My friend Allison and I have different skill sets so while I would be willing to ask anyone anywhere anything, Allison would actually listen to the answer.

For my part, I have a good memory and I will eat anything. During a recent discussion about this topic one of our friends challenged my statement that I would not be grossed out by the food challenges. We were at dinner so I didn't get into specifics, but I said something like "there is no way another country's delicacies could be grosser than my regular life."

This week alone I have scraped actual human excrement with a stick and smeared it onto a card to mail to the pediatrician. I then had to decide how to seal the envelope--licking certainly seemed out. Since I have had to mail poop I have also become very paranoid about where I put my mail--what else is in the mail touching my bills?!! Certainly it shouldn't go on my kitchen counter, right?

Anyway, I never threw up during any of my pregnancies (even while on a sailboat), I have scooped up barf with my bare hands, and I have collected and transported urine (not my own) in a tupperware container to the doctor's office. I also have a good sense of direction.

So if you like to jump off of high things and you want a partner who will cover the gross parts, just let me know. I'm available until I lose my mind and have to return to work.

Tuesday, January 4, 2011

Best Mom Tip #116: Be thankful for the public school system

I have always loved school. I was good at it as a student and it gave me somewhere to go. I was drawn to it (although somewhat against my will) as an adult. I like the rhythm of holidays and summers and the cadence of final exams.
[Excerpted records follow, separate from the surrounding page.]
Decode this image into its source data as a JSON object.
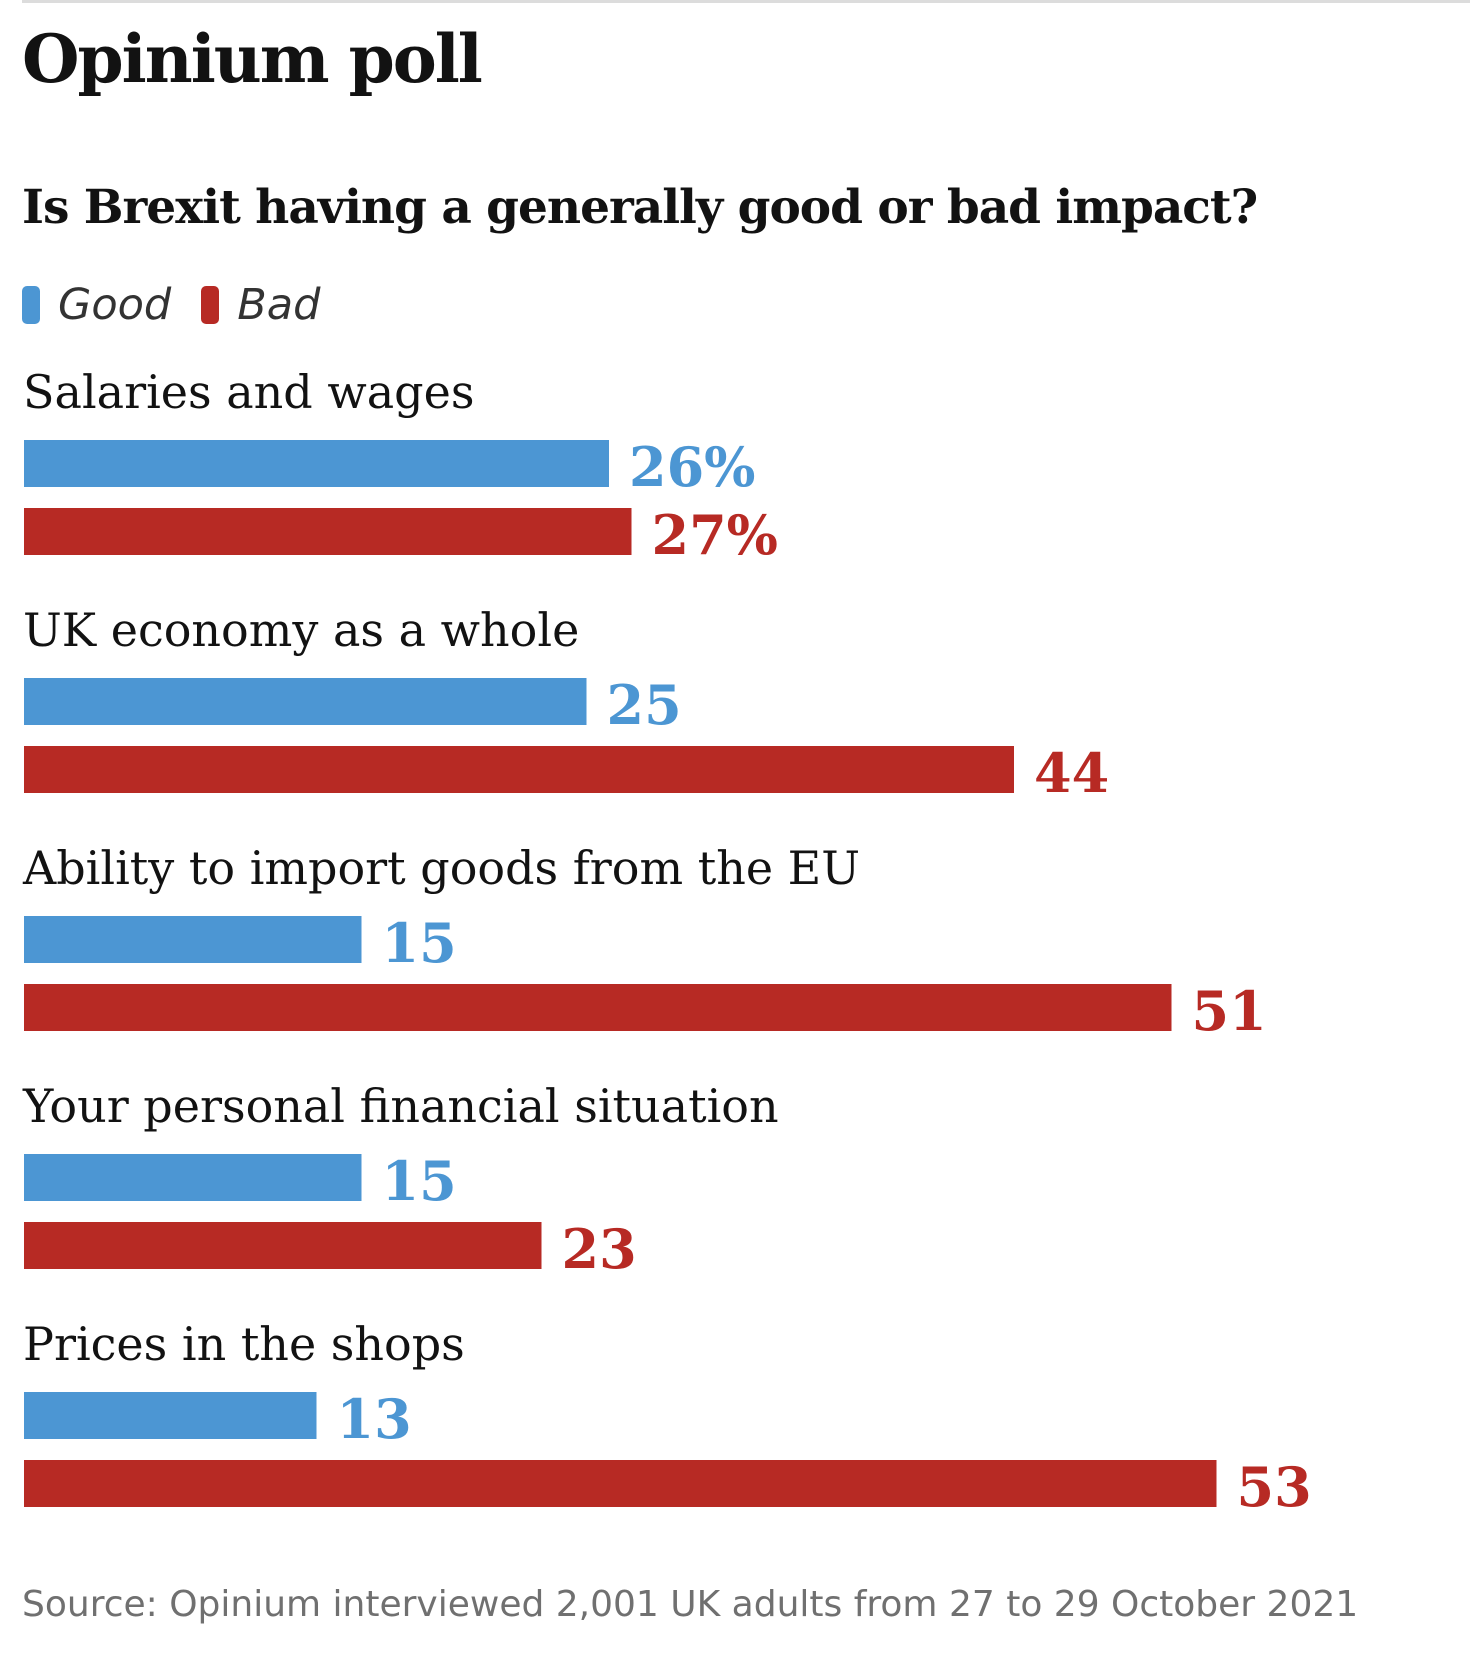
{
  "chart_data": {
    "type": "bar",
    "orientation": "horizontal",
    "title": "Opinium poll",
    "subtitle": "Is Brexit having a generally good or bad impact?",
    "categories": [
      "Salaries and wages",
      "UK economy as a whole",
      "Ability to import goods from the EU",
      "Your personal financial situation",
      "Prices in the shops"
    ],
    "series": [
      {
        "name": "Good",
        "color": "#4c96d3",
        "values": [
          26,
          25,
          15,
          15,
          13
        ],
        "labels": [
          "26%",
          "25",
          "15",
          "15",
          "13"
        ]
      },
      {
        "name": "Bad",
        "color": "#b72a24",
        "values": [
          27,
          44,
          51,
          23,
          53
        ],
        "labels": [
          "27%",
          "44",
          "51",
          "23",
          "53"
        ]
      }
    ],
    "xlim": [
      0,
      53
    ],
    "legend_position": "top-left",
    "grid": false,
    "source": "Source: Opinium interviewed 2,001 UK adults from 27 to 29 October 2021"
  }
}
This may be why I was driven about nuts by my kids on this, the last day of Christmas Vacation. If I were teaching this year I would have returned to work today. Instead I answered the questions "What can we do now?" "Can I watch TV?" and "Can I play with the computer?" forty-seven times each.
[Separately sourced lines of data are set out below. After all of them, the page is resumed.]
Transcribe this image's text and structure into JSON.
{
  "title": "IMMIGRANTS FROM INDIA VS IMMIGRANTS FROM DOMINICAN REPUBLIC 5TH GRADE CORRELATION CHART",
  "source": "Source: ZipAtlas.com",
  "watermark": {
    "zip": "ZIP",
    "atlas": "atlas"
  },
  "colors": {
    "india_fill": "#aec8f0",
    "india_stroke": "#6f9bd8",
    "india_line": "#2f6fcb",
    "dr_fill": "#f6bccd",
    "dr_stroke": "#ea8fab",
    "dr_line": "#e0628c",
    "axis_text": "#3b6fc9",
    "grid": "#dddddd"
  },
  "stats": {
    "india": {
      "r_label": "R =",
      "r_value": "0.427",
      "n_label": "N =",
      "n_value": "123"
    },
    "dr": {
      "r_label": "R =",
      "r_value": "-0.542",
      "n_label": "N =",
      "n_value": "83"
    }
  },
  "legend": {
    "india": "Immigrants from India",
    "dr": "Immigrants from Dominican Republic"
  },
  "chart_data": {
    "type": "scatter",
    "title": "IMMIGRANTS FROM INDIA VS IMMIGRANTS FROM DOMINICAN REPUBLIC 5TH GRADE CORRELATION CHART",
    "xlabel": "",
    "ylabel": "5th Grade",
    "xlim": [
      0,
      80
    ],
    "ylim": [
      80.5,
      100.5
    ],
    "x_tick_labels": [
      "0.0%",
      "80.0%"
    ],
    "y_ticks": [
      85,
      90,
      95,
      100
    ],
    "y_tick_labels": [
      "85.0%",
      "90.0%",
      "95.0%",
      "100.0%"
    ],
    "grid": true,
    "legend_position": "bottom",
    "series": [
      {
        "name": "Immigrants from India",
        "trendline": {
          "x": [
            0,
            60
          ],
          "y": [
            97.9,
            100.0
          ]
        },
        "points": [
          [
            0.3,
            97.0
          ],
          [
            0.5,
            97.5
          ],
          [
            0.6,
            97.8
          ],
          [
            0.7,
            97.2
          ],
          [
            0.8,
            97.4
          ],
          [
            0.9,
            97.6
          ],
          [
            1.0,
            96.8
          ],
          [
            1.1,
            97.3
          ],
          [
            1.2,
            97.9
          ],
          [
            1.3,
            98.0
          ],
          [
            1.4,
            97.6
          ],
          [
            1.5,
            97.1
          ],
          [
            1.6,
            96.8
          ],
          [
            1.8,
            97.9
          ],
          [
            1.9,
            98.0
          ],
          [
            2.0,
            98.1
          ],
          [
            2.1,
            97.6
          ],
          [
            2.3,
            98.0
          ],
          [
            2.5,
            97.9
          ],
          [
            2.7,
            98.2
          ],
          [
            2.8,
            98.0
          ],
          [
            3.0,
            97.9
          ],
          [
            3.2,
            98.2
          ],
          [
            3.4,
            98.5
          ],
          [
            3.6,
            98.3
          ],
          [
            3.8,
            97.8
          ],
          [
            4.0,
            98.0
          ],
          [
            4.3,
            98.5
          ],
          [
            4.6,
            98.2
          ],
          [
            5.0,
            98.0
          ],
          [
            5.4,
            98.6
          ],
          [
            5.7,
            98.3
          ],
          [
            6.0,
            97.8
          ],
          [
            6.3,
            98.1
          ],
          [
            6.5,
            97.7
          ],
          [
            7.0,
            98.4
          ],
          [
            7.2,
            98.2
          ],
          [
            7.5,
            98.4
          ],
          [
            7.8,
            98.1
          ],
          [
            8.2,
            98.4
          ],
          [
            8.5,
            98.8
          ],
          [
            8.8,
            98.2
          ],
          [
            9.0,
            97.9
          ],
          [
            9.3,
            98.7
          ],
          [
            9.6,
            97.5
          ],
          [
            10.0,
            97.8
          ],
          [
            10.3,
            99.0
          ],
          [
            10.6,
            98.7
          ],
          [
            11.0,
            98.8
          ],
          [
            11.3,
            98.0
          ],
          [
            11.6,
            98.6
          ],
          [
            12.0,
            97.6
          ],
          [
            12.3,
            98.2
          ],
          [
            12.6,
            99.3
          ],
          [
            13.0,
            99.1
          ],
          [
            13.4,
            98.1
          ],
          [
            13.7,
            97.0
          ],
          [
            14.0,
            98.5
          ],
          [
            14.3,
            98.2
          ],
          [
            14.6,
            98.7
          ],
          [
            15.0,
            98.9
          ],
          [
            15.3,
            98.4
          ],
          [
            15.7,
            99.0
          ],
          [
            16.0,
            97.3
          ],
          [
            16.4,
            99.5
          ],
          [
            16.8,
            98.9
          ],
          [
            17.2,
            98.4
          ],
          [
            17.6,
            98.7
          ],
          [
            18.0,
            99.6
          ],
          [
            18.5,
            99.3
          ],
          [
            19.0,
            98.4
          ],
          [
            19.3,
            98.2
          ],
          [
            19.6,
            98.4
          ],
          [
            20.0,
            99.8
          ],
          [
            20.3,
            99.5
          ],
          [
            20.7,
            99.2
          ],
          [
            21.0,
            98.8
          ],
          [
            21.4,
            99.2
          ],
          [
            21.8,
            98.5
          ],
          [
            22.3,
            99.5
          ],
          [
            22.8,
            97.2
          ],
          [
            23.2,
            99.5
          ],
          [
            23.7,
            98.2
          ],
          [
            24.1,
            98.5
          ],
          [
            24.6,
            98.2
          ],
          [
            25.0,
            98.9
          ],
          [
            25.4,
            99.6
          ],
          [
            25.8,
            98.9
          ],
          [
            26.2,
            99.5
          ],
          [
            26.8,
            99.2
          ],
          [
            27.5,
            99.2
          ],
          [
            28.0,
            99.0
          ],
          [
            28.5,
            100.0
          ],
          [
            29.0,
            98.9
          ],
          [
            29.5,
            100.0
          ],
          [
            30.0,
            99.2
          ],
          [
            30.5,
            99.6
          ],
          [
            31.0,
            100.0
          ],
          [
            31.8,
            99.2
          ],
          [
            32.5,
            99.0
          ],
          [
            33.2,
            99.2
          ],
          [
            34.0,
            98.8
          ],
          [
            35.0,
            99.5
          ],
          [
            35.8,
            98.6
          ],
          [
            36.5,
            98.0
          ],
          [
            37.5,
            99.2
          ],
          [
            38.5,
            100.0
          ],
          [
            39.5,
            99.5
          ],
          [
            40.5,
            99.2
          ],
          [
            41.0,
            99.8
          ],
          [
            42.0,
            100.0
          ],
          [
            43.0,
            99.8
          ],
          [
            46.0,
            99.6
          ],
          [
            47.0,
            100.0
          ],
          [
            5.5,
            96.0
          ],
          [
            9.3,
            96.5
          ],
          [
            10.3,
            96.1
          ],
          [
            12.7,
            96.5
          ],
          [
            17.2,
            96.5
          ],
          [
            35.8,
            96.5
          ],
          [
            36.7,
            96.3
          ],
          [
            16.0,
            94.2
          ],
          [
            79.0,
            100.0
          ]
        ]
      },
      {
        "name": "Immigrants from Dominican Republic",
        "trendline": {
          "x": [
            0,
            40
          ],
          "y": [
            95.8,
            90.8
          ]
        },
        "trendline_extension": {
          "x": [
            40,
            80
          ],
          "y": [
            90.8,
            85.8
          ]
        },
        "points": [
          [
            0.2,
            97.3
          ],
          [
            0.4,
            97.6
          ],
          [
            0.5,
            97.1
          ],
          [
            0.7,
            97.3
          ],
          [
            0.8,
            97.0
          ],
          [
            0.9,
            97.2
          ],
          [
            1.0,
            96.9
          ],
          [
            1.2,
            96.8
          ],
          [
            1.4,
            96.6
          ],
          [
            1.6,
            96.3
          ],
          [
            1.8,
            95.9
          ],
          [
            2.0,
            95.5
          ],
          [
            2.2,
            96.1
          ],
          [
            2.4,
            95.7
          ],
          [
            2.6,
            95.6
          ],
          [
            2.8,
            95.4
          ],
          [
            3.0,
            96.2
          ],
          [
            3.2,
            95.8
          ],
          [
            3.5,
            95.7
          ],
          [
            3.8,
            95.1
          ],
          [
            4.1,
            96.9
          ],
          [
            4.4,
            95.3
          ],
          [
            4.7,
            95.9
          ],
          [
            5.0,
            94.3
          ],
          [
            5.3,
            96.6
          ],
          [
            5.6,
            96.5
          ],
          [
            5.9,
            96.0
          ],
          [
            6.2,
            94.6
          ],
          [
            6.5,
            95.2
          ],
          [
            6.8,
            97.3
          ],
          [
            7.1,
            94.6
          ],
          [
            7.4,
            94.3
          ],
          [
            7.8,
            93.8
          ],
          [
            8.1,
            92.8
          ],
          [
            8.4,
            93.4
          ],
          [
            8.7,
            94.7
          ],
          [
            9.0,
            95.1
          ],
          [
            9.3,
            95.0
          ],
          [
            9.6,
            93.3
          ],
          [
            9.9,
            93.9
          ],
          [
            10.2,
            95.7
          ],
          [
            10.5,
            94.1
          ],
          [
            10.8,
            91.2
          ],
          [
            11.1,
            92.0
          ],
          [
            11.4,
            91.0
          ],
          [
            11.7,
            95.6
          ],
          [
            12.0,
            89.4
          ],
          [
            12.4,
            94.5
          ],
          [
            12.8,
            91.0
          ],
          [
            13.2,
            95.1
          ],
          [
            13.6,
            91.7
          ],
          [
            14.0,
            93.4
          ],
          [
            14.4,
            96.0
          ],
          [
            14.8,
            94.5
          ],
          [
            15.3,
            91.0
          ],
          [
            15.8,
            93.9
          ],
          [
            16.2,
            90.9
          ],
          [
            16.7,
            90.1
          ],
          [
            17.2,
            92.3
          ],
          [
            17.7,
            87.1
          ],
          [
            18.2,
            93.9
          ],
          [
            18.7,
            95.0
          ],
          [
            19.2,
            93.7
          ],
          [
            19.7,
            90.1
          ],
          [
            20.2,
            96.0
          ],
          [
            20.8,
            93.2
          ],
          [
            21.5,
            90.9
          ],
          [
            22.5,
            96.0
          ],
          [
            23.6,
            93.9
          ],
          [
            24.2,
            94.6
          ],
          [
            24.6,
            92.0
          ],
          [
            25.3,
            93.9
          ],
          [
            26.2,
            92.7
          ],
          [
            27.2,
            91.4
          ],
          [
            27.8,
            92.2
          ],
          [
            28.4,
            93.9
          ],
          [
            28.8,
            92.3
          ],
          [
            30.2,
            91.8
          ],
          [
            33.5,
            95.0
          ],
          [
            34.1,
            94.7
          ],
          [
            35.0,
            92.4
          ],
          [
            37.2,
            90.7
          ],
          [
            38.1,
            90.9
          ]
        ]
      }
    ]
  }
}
I gave the following verbal answers:
  1. Play with one of your toys from Christmas.
  2. Play dress up.
  3. Read a book.
  4. Play with your brother/sister.
  5. I don't care as long as you stop fighting with each other.
  6. I don't care as long as it is not underneath my feet while I take down this Christmas tree.
  7. I don't care but stop using that whining voice.
  8. You can start collecting which toys you want to give to Goodwill since you obviously don't appreciate what you got for Christmas.
  9. You can get down off of the coffee table.
  10. You can put down that breakable ornament and go play upstairs.
I also came up with the following answers that would warrant a call to DFCS:
  1. You can play "everyone hides in their own bed for 3 hours until Daddy comes home."
  2. You can play "try to sneak into the house without using the doors."
  3. You can play "Mommy reverses the locks on the doors to your bedrooms."
and, finally,
4. You can play "shut the hell up."

I did not, of course, say any of those things to my sweet babies. But the thoughts made me laugh while I cleaned up poop and rearranged furniture and talked a 2-year-old into saying night-night to his stocking for 11 months. I take laughs where I can get them.